Thursday, October 30, 2008

Jurus Antisipasi Krisis Jangan Melempem di Pelaksanaan

Kamis, 30 Oktober 2008 00:03 WIB

TERBITNYA jurus baru penangkal krisis oleh pemerintahan Susilo Bambang Yudhoyono Selasa (28/10) malam, mendapat tanggapan positif oleh kalangan usaha.
Sejauh ini mereka menilai jurus-jurus tersebut bisa membantu pemulihan ekonomi nasional, asalkan ada komitmen agar kebijakan tersebut tidak 'melempem' di tengah jalan.
"Pengusaha senang, setuju, dan mendukung keputusan itu (langkah atasi
krisis), akan tetapi jangan ragu dalam mengimplementasi berbagai kebijakan demi mendukung dunia usaha," kata Ketua Umum Asosiasi Pengusaha Indonesia (Apindo) Sofyan Wanandi menanggapi 10 kebijakan untuk mengatasi gejolak keuangan yang terjadi saat ini.
Seperti diberitakan Media Indonesia (29/10), 10 jurus tersebut juga menyentuh sektor riil.

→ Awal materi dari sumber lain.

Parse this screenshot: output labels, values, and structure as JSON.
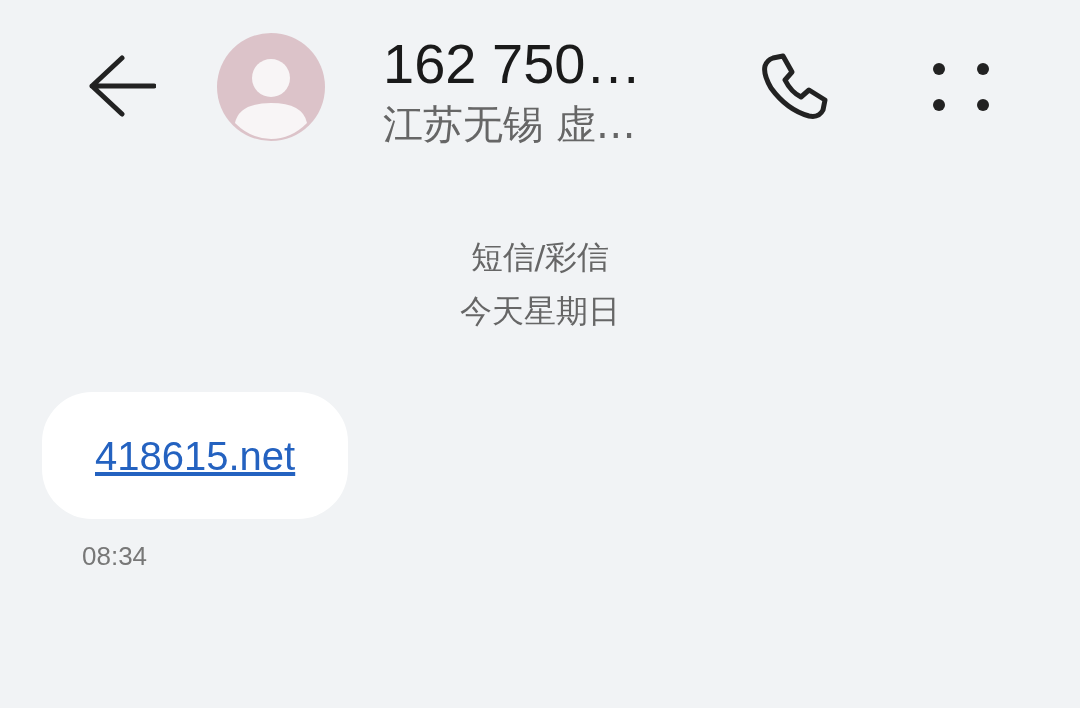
{
  "header": {
    "title": "162 750…",
    "subtitle": "江苏无锡 虚…"
  },
  "conversation": {
    "channel": "短信/彩信",
    "date": "今天星期日"
  },
  "messages": [
    {
      "kind": "link",
      "text": "418615.net",
      "time": "08:34"
    }
  ]
}
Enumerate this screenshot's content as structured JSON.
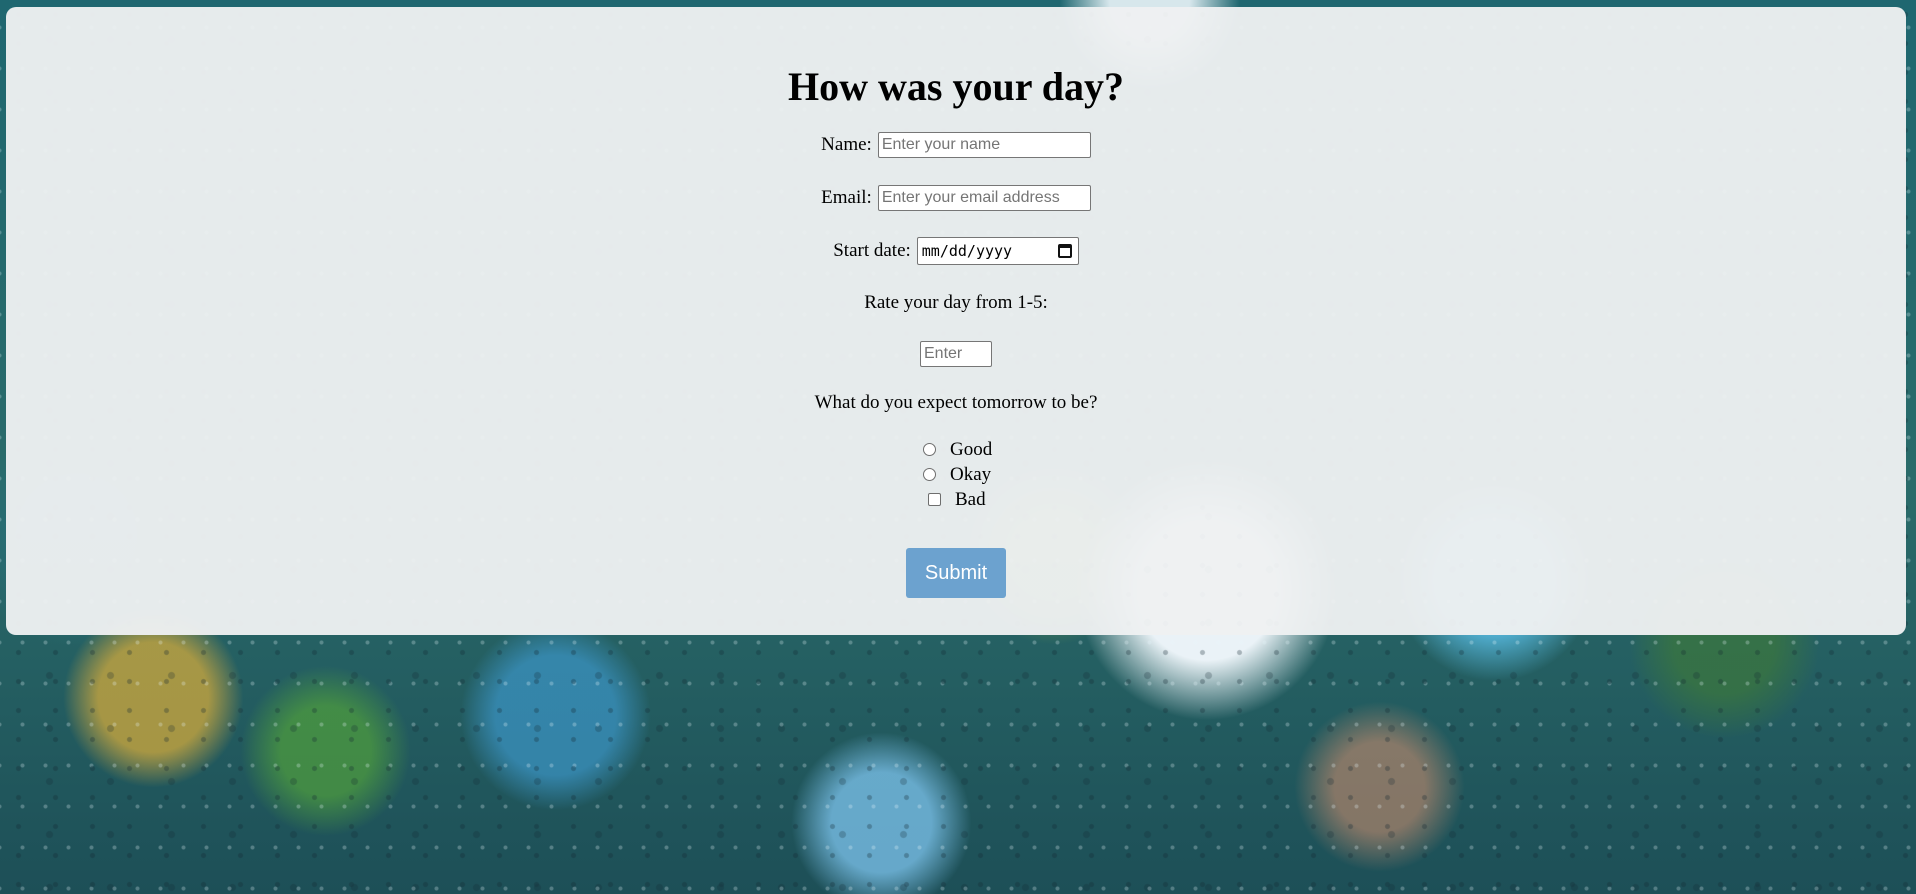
{
  "form": {
    "title": "How was your day?",
    "name": {
      "label": "Name:",
      "placeholder": "Enter your name"
    },
    "email": {
      "label": "Email:",
      "placeholder": "Enter your email address"
    },
    "start_date": {
      "label": "Start date:",
      "format": "mm/dd/yyyy"
    },
    "rating": {
      "label": "Rate your day from 1-5:",
      "placeholder": "Enter"
    },
    "tomorrow": {
      "question": "What do you expect tomorrow to be?",
      "options": [
        "Good",
        "Okay",
        "Bad"
      ]
    },
    "submit_label": "Submit"
  },
  "colors": {
    "submit_button": "#6ca2cf",
    "card_background": "#eef0f1"
  }
}
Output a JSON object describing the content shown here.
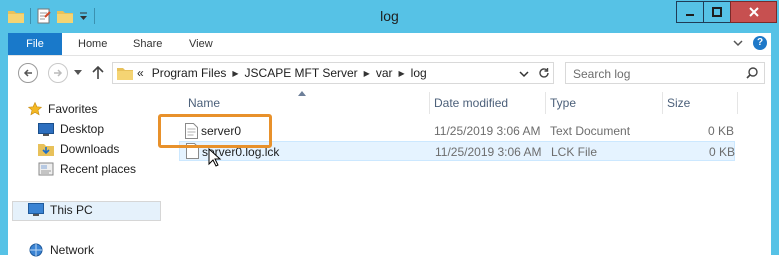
{
  "window": {
    "title": "log"
  },
  "ribbon": {
    "tabs": [
      {
        "label": "File"
      },
      {
        "label": "Home"
      },
      {
        "label": "Share"
      },
      {
        "label": "View"
      }
    ]
  },
  "address": {
    "overflow": "«",
    "crumbs": [
      {
        "label": "Program Files"
      },
      {
        "label": "JSCAPE MFT Server"
      },
      {
        "label": "var"
      },
      {
        "label": "log"
      }
    ]
  },
  "search": {
    "placeholder": "Search log"
  },
  "nav": {
    "favorites": "Favorites",
    "items": [
      {
        "label": "Desktop"
      },
      {
        "label": "Downloads"
      },
      {
        "label": "Recent places"
      }
    ],
    "this_pc": "This PC",
    "network": "Network"
  },
  "columns": {
    "name": "Name",
    "date": "Date modified",
    "type": "Type",
    "size": "Size"
  },
  "files": [
    {
      "name": "server0",
      "date": "11/25/2019 3:06 AM",
      "type": "Text Document",
      "size": "0 KB"
    },
    {
      "name": "server0.log.lck",
      "date": "11/25/2019 3:06 AM",
      "type": "LCK File",
      "size": "0 KB"
    }
  ],
  "colors": {
    "accent": "#1979ca",
    "highlight": "#e8912b",
    "titlebar": "#56c2e6"
  }
}
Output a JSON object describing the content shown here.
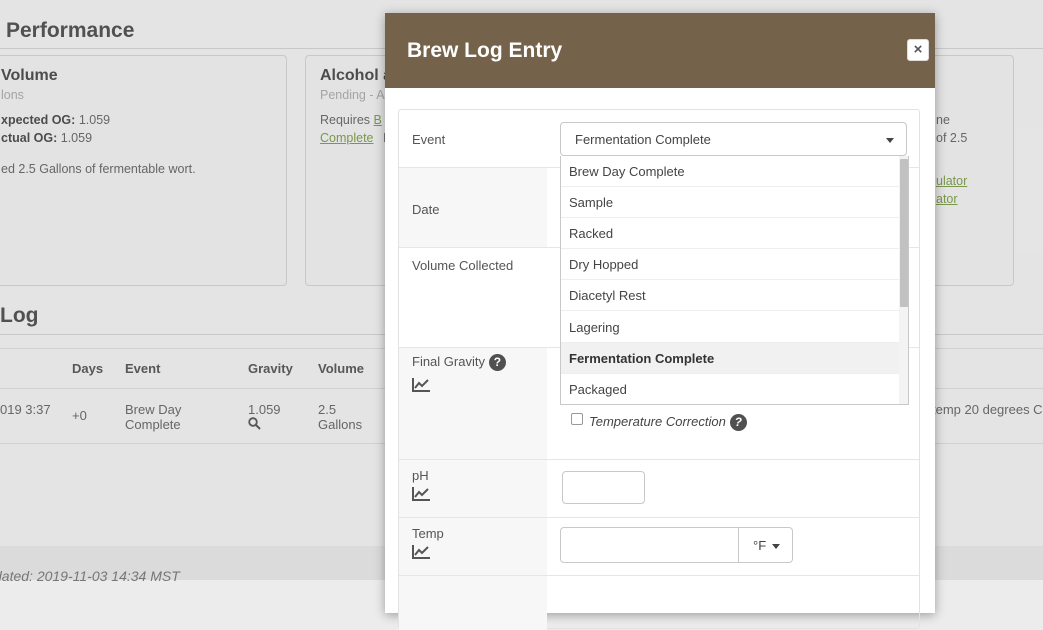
{
  "background": {
    "performance_title": "Performance",
    "volume_card": {
      "title": "Volume",
      "subtitle": "lons",
      "expected_og_label": "xpected OG:",
      "expected_og_value": "1.059",
      "actual_og_label": "ctual OG:",
      "actual_og_value": "1.059",
      "note": "ed 2.5 Gallons of fermentable wort."
    },
    "alcohol_card": {
      "title": "Alcohol a",
      "subtitle": "Pending - A",
      "requires_text": "Requires",
      "link_b": "B",
      "link_complete": "Complete",
      "tail": "I"
    },
    "right_card": {
      "line1": "ne",
      "line2": "of 2.5",
      "link1": "ulator",
      "link2": "ator"
    },
    "log_title": "Log",
    "table": {
      "headers": [
        "Days",
        "Event",
        "Gravity",
        "Volume"
      ],
      "row": {
        "date": "019 3:37",
        "days": "+0",
        "event_line1": "Brew Day",
        "event_line2": "Complete",
        "gravity": "1.059",
        "volume_line1": "2.5",
        "volume_line2": "Gallons",
        "right_note": "temp 20 degrees C"
      }
    },
    "footer": "dated: 2019-11-03 14:34 MST"
  },
  "modal": {
    "title": "Brew Log Entry",
    "close_label": "×",
    "labels": {
      "event": "Event",
      "date": "Date",
      "volume_collected": "Volume Collected",
      "final_gravity": "Final Gravity",
      "ph": "pH",
      "temp": "Temp"
    },
    "help_glyph": "?",
    "event_select": {
      "selected": "Fermentation Complete",
      "options": [
        "Brew Day Complete",
        "Sample",
        "Racked",
        "Dry Hopped",
        "Diacetyl Rest",
        "Lagering",
        "Fermentation Complete",
        "Packaged"
      ]
    },
    "temperature_correction_label": "Temperature Correction",
    "temp_unit": "°F",
    "ph_value": "",
    "temp_value": ""
  },
  "colors": {
    "modal_header": "#75624a",
    "link_green": "#7b9a4b"
  }
}
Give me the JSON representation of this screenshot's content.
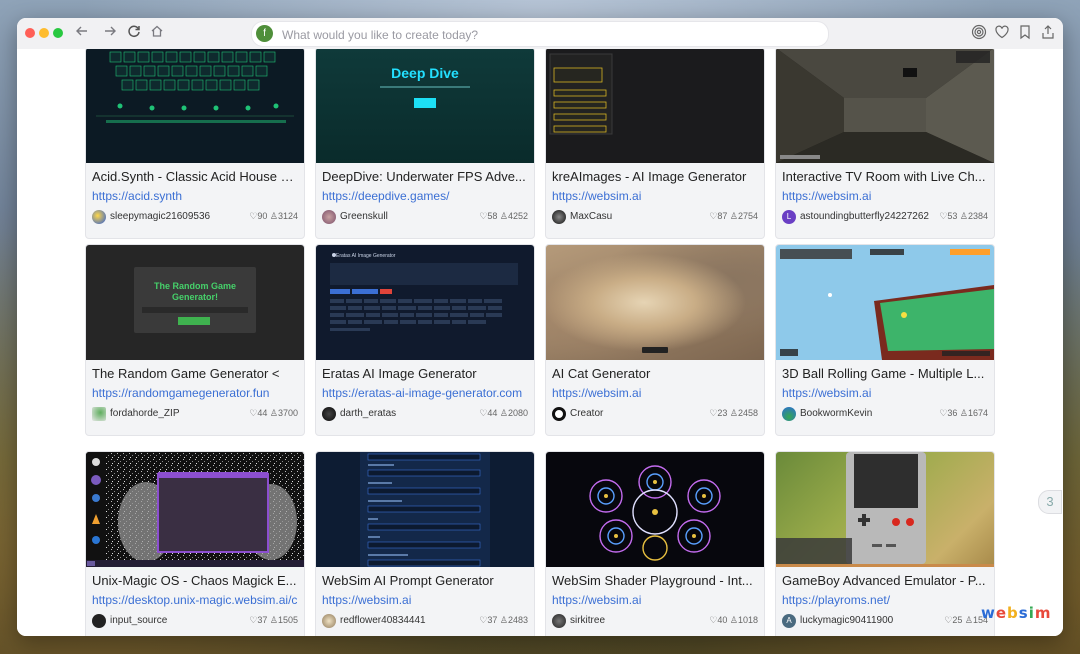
{
  "address_bar": {
    "avatar_letter": "f",
    "placeholder": "What would you like to create today?"
  },
  "logo_text": "websim",
  "side_tab": "3",
  "cards": [
    {
      "title": "Acid.Synth - Classic Acid House S...",
      "url": "https://acid.synth",
      "user": "sleepymagic21609536",
      "stats": "♡90 ♙3124"
    },
    {
      "title": "DeepDive: Underwater FPS Adve...",
      "url": "https://deepdive.games/",
      "user": "Greenskull",
      "stats": "♡58 ♙4252",
      "thumb_title": "Deep Dive"
    },
    {
      "title": "kreAImages - AI Image Generator",
      "url": "https://websim.ai",
      "user": "MaxCasu",
      "stats": "♡87 ♙2754"
    },
    {
      "title": "Interactive TV Room with Live Ch...",
      "url": "https://websim.ai",
      "user": "astoundingbutterfly24227262",
      "stats": "♡53 ♙2384",
      "avatar_letter": "L"
    },
    {
      "title": "The Random Game Generator <",
      "url": "https://randomgamegenerator.fun",
      "user": "fordahorde_ZIP",
      "stats": "♡44 ♙3700",
      "thumb_title": "The Random Game Generator!"
    },
    {
      "title": "Eratas AI Image Generator",
      "url": "https://eratas-ai-image-generator.com",
      "user": "darth_eratas",
      "stats": "♡44 ♙2080",
      "thumb_title": "Eratas AI Image Generator"
    },
    {
      "title": "AI Cat Generator",
      "url": "https://websim.ai",
      "user": "Creator",
      "stats": "♡23 ♙2458"
    },
    {
      "title": "3D Ball Rolling Game - Multiple L...",
      "url": "https://websim.ai",
      "user": "BookwormKevin",
      "stats": "♡36 ♙1674"
    },
    {
      "title": "Unix-Magic OS - Chaos Magick E...",
      "url": "https://desktop.unix-magic.websim.ai/cha",
      "user": "input_source",
      "stats": "♡37 ♙1505"
    },
    {
      "title": "WebSim AI Prompt Generator",
      "url": "https://websim.ai",
      "user": "redflower40834441",
      "stats": "♡37 ♙2483"
    },
    {
      "title": "WebSim Shader Playground - Int...",
      "url": "https://websim.ai",
      "user": "sirkitree",
      "stats": "♡40 ♙1018"
    },
    {
      "title": "GameBoy Advanced Emulator - P...",
      "url": "https://playroms.net/",
      "user": "luckymagic90411900",
      "stats": "♡25 ♙154",
      "avatar_letter": "A"
    }
  ]
}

Antara lain membatasi impor barang garmen, elektronik, makanan, minuman, mainan anak-anak, dan sepatu.
Juga akan membatasi tempat pembongkaran komoditas tersebut, yakni di Pelabuhan Tanjung Priok, Tanjung Emas, Tanjung Perak, Belawan, Makassar, serta dua bandara yakni Bandara Soekarno-Hatta dan Bandara Juanda.
"Dari dulu... berantas barang ilegal, berantas penyelundupan. Tetapi, kenyataannya barang impor membanjiri dan merusak pasar dalam negeri," kata Sofyan.
Karena itu, saat ini, tegasnya, yang penting adalah pelaksanaan di lapangan harus konkret. Tidak hanya janji-janji yang selalu menjadi jargon dalam menjaga kesinambungan ekonomi.
Hal senada juga diungkapkan Ketua Umum Gabungan Pengusaha Eksportir Indonesia (GPEI) Benny Soetrisno bahwa keputusan yang tepat membutuhkan kecepatan untuk mengeksekusinya.
"Agar kepercayaan tidak semakin tererosi. Sebelumnya Presiden telah mengeluarkan arahan serupa dalam ten commandemend terdahulu. Namun upaya menggerakkan sektor riil belum terlaksana di tataran teknis," papar Benny.
Soal itu, Sekjen Electronic Marketer Club (EMC) Handojo Sutanto mencontohkan masih ada beberapa bank yang enggan memfasilitasi penjaminan ekspor akibat terlalu berisiko. "Ada beberapa bank yang mengurangi transaksi letter of credit (LC) karena adanya risiko di bank korespondensi," ucap Handojo.
Adapun, soal pembiayaan ekspor ini, dalam 10 langkah yang akan diambil pemerintah untuk atas krisis disebutkan bahwa untuk menjaga keberlangsungan ekspor, pemerintah dan BI akan menyediakan fasilitas rediskonto wesel ekspor mulai 1 November mendatang.

Pajak ekspor CPO
Sementara itu, mengenai penghapusan pajak ekspor minyak sawit mentah (crude palm oil/CPO) pengusaha sawit menyambut baik kebijakan tersebut. Aturan baru itu diharapkan dapat menggenjot ekspor CPO dalam dua bulan terakhir dari 500 ribu ton menjadi 700 ribu ton.
Menurut Ketua Harian Gabungan Pengusaha Kelapa Sawit Indonesia (Gapki) Derom Bangun, ekspor CPO per bulan telah mengalami penurunan sejak Agustus sebesar 50%, dari satu juta ton menjadi setengah juta ton. "Dengan ketentuan PE 0% ini, untuk ekspor November diharapkan naik jadi 700 ribu ton," katanya di Jakarta, Rabu (29/10).
Kendati demikian, secara terpisah, Ketua Umum Gabungan Pengusaha Kelapa Sawit Indonesia (Gapki) Akmaluddin Hasibuan mengatakan target ekspor CPO sebanyak 14 juta ton tetap tidak bisa tercapai.
"Ini kebijakan yang sebenarnya sedikit terlambat. Sekarang masalahnya permintaan turun akibat krisis keuangan global yang berdampak pada turunnya konsumsi," katanya.(Ant/E-1)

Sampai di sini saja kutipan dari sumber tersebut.